Pero ahora quisiera mostrarle otro mapa físico: El del Continente americano:



En América, al contrario que en el Viejo Mundo y que en España, la gran mayoría de las cordilleras se extiende siguiendo una orientación norte-sur. Por tanto la transversalidad es algo que forma parte de la íntima estructura del Nuevo Mundo. Es una característica que el medio impone a los hombres, de hecho el Imperio Inca también es un imperio transversal y, además, por partida doble: primero por su gran longitud norte-sur y segundo por las brutales diferencias de altitud que había entre sus diversos territorios.

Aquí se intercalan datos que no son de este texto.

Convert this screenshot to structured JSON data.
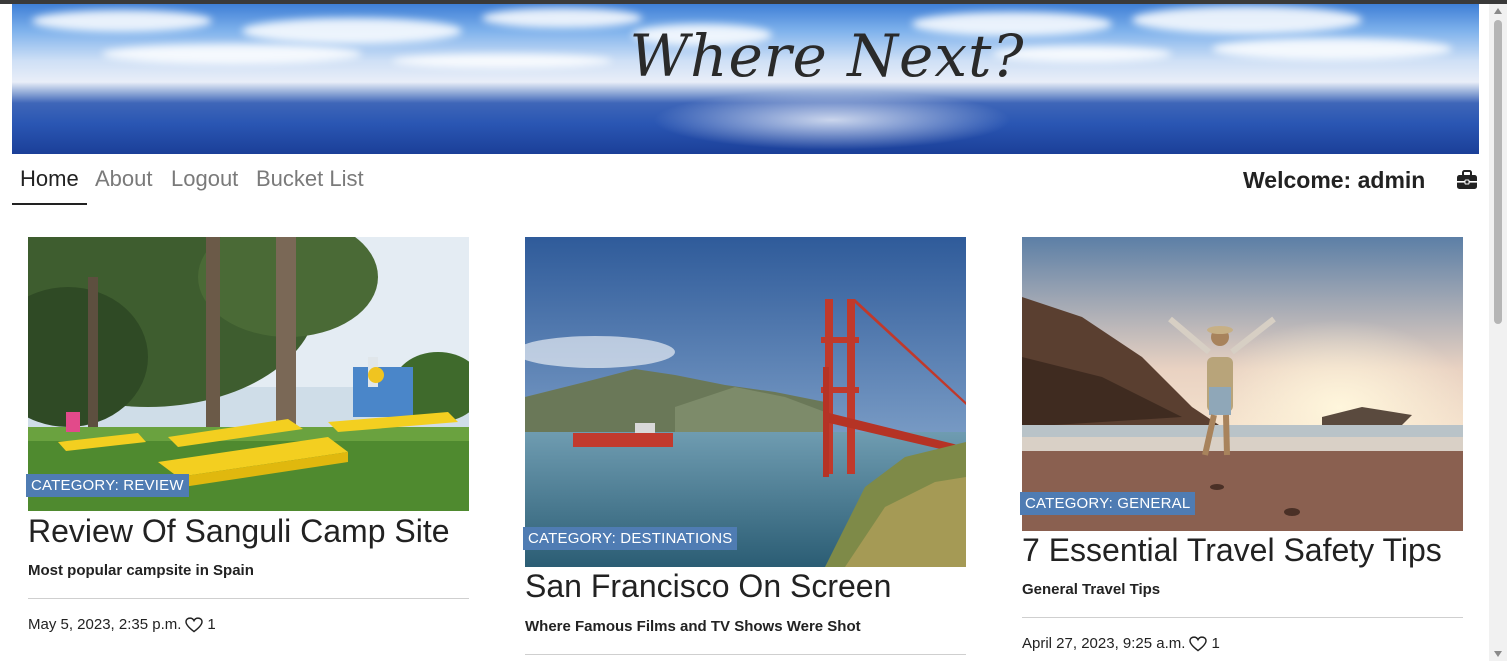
{
  "header": {
    "brand": "Where Next?"
  },
  "nav": {
    "items": [
      {
        "label": "Home"
      },
      {
        "label": "About"
      },
      {
        "label": "Logout"
      },
      {
        "label": "Bucket List"
      }
    ],
    "welcome": "Welcome: admin",
    "briefcase_icon": "briefcase-icon"
  },
  "cards": [
    {
      "category": "CATEGORY: REVIEW",
      "title": "Review Of Sanguli Camp Site",
      "subtitle": "Most popular campsite in Spain",
      "date": "May 5, 2023, 2:35 p.m.",
      "likes": "1",
      "image": "campsite-photo"
    },
    {
      "category": "CATEGORY: DESTINATIONS",
      "title": "San Francisco On Screen",
      "subtitle": "Where Famous Films and TV Shows Were Shot",
      "image": "golden-gate-photo"
    },
    {
      "category": "CATEGORY: GENERAL",
      "title": "7 Essential Travel Safety Tips",
      "subtitle": "General Travel Tips",
      "date": "April 27, 2023, 9:25 a.m.",
      "likes": "1",
      "image": "beach-traveler-photo"
    }
  ],
  "colors": {
    "badge": "#4f7cb3",
    "text": "#222222",
    "nav_muted": "#7a7a7a"
  }
}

Cuando los españoles avanzaron por esos vastos espacios no hicieron otra cosa que seguir las rutas que la naturaleza ya había trazado hace millones de años y que todos los hombres que se habían desplazado antes que ellos por el continente también habían seguido. De esta afirmación tal vez podríamos inferir que, si de seguir un camino se trata, cualquier otro europeo hubiera valido ¿no? Como antes lo habían hecho los hombres americanos. Los españoles, desde el punto de vista racial, no son muy diferentes a sus vecinos, y buena parte de las poblaciones prerromanas de la Península Ibérica eran celtas, como las francesas, inglesas o italianas del norte.

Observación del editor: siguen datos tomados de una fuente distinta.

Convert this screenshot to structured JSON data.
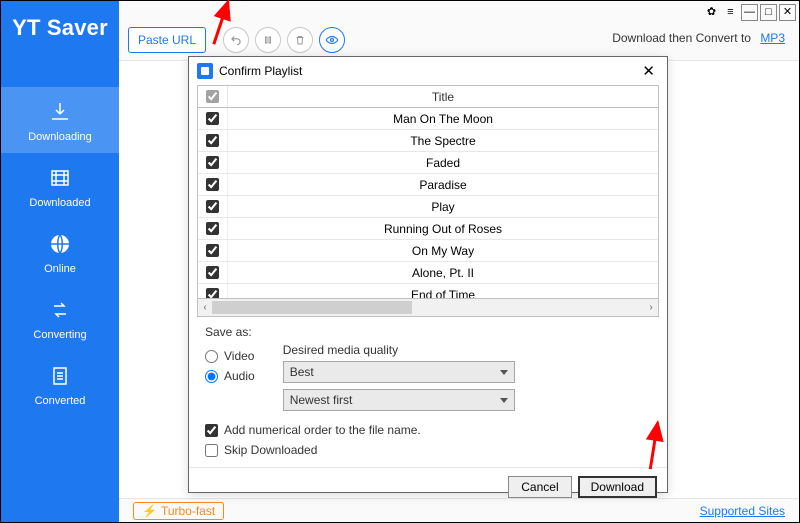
{
  "app": {
    "title": "YT Saver"
  },
  "sidebar": {
    "items": [
      {
        "label": "Downloading"
      },
      {
        "label": "Downloaded"
      },
      {
        "label": "Online"
      },
      {
        "label": "Converting"
      },
      {
        "label": "Converted"
      }
    ]
  },
  "toolbar": {
    "paste_label": "Paste URL",
    "convert_label": "Download then Convert to",
    "convert_format": "MP3"
  },
  "dialog": {
    "title": "Confirm Playlist",
    "column_title": "Title",
    "rows": [
      "Man On The Moon",
      "The Spectre",
      "Faded",
      "Paradise",
      "Play",
      "Running Out of Roses",
      "On My Way",
      "Alone, Pt. II",
      "End of Time"
    ],
    "save_as_label": "Save as:",
    "video_label": "Video",
    "audio_label": "Audio",
    "quality_label": "Desired media quality",
    "quality_value": "Best",
    "sort_value": "Newest first",
    "add_num_label": "Add numerical order to the file name.",
    "skip_label": "Skip Downloaded",
    "cancel": "Cancel",
    "download": "Download"
  },
  "footer": {
    "turbo": "Turbo-fast",
    "supported": "Supported Sites"
  }
}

Pero ni los franceses, ni los ingleses, ni ningún otro pueblo de la ecúmene europea tiene la historia medieval de los españoles, ni el país fragmentado, árido y diverso que constituye su hábitat, ni compartió durante tanto tiempo su condición fronteriza, tanto militar como ecológica, ni sufrieron las agresiones de 250 años consecutivos de oleadas invasoras, ni tampoco vivían en la puerta de la “Autopista de los Alisios” en la Era de la Navegación a Vela.

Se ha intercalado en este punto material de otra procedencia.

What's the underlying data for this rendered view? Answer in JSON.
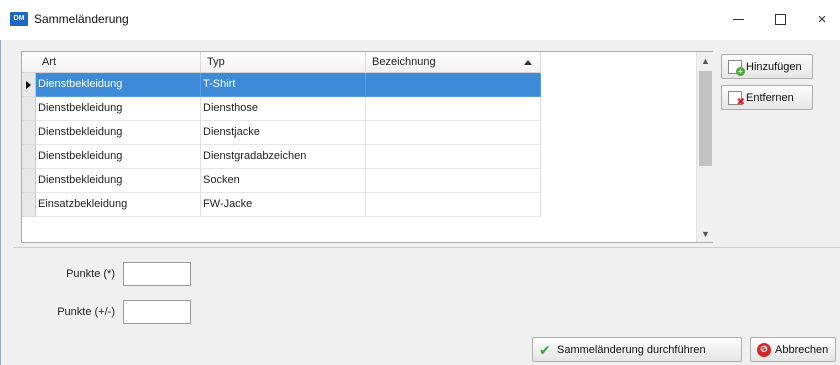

La conquista de los dos grandes imperios prehispánicos exigió, además, combatir en países muy cálidos y altitudes muy elevadas. No es sólo vivir a 1.000, 1.500, 2.000, 2.500 metros de altitud, es librar una guerra en ese medio y con muy pocos hombres, es sostener la logística necesaria, es asentarse después en el territorio... unos centenares de hombres rodeados de millones de indígenas que –hasta la llegada de los europeos- estaban perfectamente organizados y no los necesitaban, por tanto, para nada; es establecer una hábil política de alianzas con los nativos, hacerse un hueco en esa sociedad, hibridarse con ellos, cambiar las costumbres, la alimentación…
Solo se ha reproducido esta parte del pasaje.